1977 issue of Roland Kayn’s Simultan by Colosseum Records.

Created during the period in which Kayn was living in the Netherlands, recorded with the assistance of Jaap Vink and Leo Küpper, both electronic music legends in their own right, Simultan is stunningly beautiful – filled with a remarkable sense of humanity and touch – a strange incongruity considering the system through which it was made. It is a double – art as an indication of the inherent power of sound, existing beyond our mediation of it, which Kayn spent his life fighting to reveal.

 

For those drawn to post-war efforts in avant-garde and experimental electronic music, particularly work coming out of Utrecht and Groupe de Recherches Musicales (GRM), but who have yet to encounter Simultan, the work is likely to represent a towering revolution. It stands among the most striking efforts of 20th composition.

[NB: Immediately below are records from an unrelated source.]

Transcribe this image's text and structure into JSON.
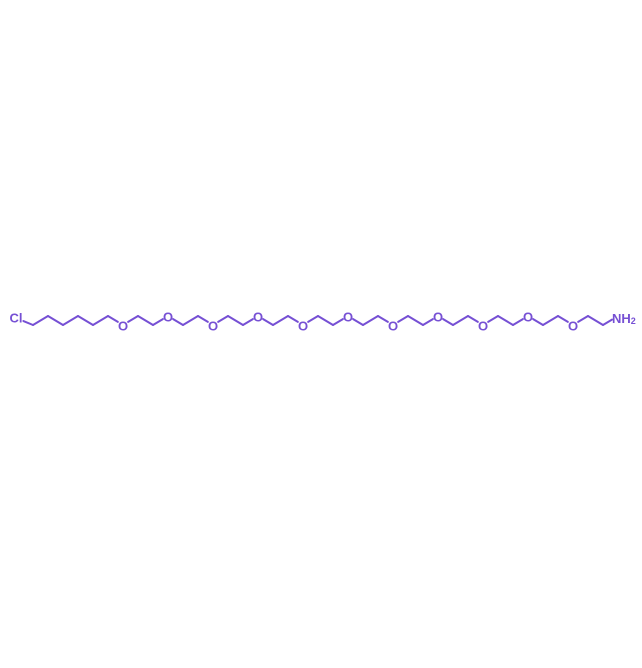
{
  "molecule": {
    "color": "#7650d4",
    "chain": [
      "Cl",
      "C",
      "C",
      "C",
      "C",
      "C",
      "C",
      "O",
      "C",
      "C",
      "O",
      "C",
      "C",
      "O",
      "C",
      "C",
      "O",
      "C",
      "C",
      "O",
      "C",
      "C",
      "O",
      "C",
      "C",
      "O",
      "C",
      "C",
      "O",
      "C",
      "C",
      "O",
      "C",
      "C",
      "O",
      "C",
      "C",
      "O",
      "C",
      "C",
      "N"
    ],
    "labels": {
      "chlorine": "Cl",
      "oxygen": "O",
      "amine_main": "NH",
      "amine_sub": "2"
    }
  }
}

Ranging from seductive ambiences, grinding swells of atonally and pure texture, to buried tone clusters, it does everything Kayn set forth in his ambitious project – an immersive image of what might be when sound organizes itself or is allowed to have a mind of its own.  It is an album which offers a complex metaphor for a way of being – the wonders of happening, when we relinquish ego and control.

Die Schachtel’s issue of Roland Kayn’s Simultan (2018)

It’s hard to say enough good about this one. A wonderful culmination of long standing efforts of a small handful of dedicated fans – Jim O’rourke, Ian over at Frozen Reeds, and Die Schachtel, faithfully championing Kayn’s incredible and singular work. A stunning journey in sound and work of profound and intoxicating power, Simultan, appearing before us now as though for the first time, stands among the best of all avant-garde electronic works of its era – like its composer, timeless, yet never having received its rightful due. Die Schachtel’s lovingly produced boxed edition, issued with a booklet with new liner notes exploring the composer’s work and ideas at length, takes great strides to rectifying this sin – bringing this seminal work back into print for the first time in 30 years. Essential and not to be missed. You can check it out in its entirety below, and pick it up from SoundOhm or a record store near you.

-Bradford Bailey

Post Script: As yet another a testament to his selfless temperament, shortly after the publication of this piece, Jim O’Rourke got in touch, thanking me for my words, and asking that I offer a nod of praise to Massimo Ricci, Christoph Heemann, and Roland Spekle, all of whom endlessly championed Roland Kayn’s work, helping it reach a wider audience and appreciation during the 1990’s, and equally deserve praise for these efforts. Thanks to Jim for allowing me to do so now. In his own words, he sees his efforts with regard to Kayn, as  simply taking up their torch.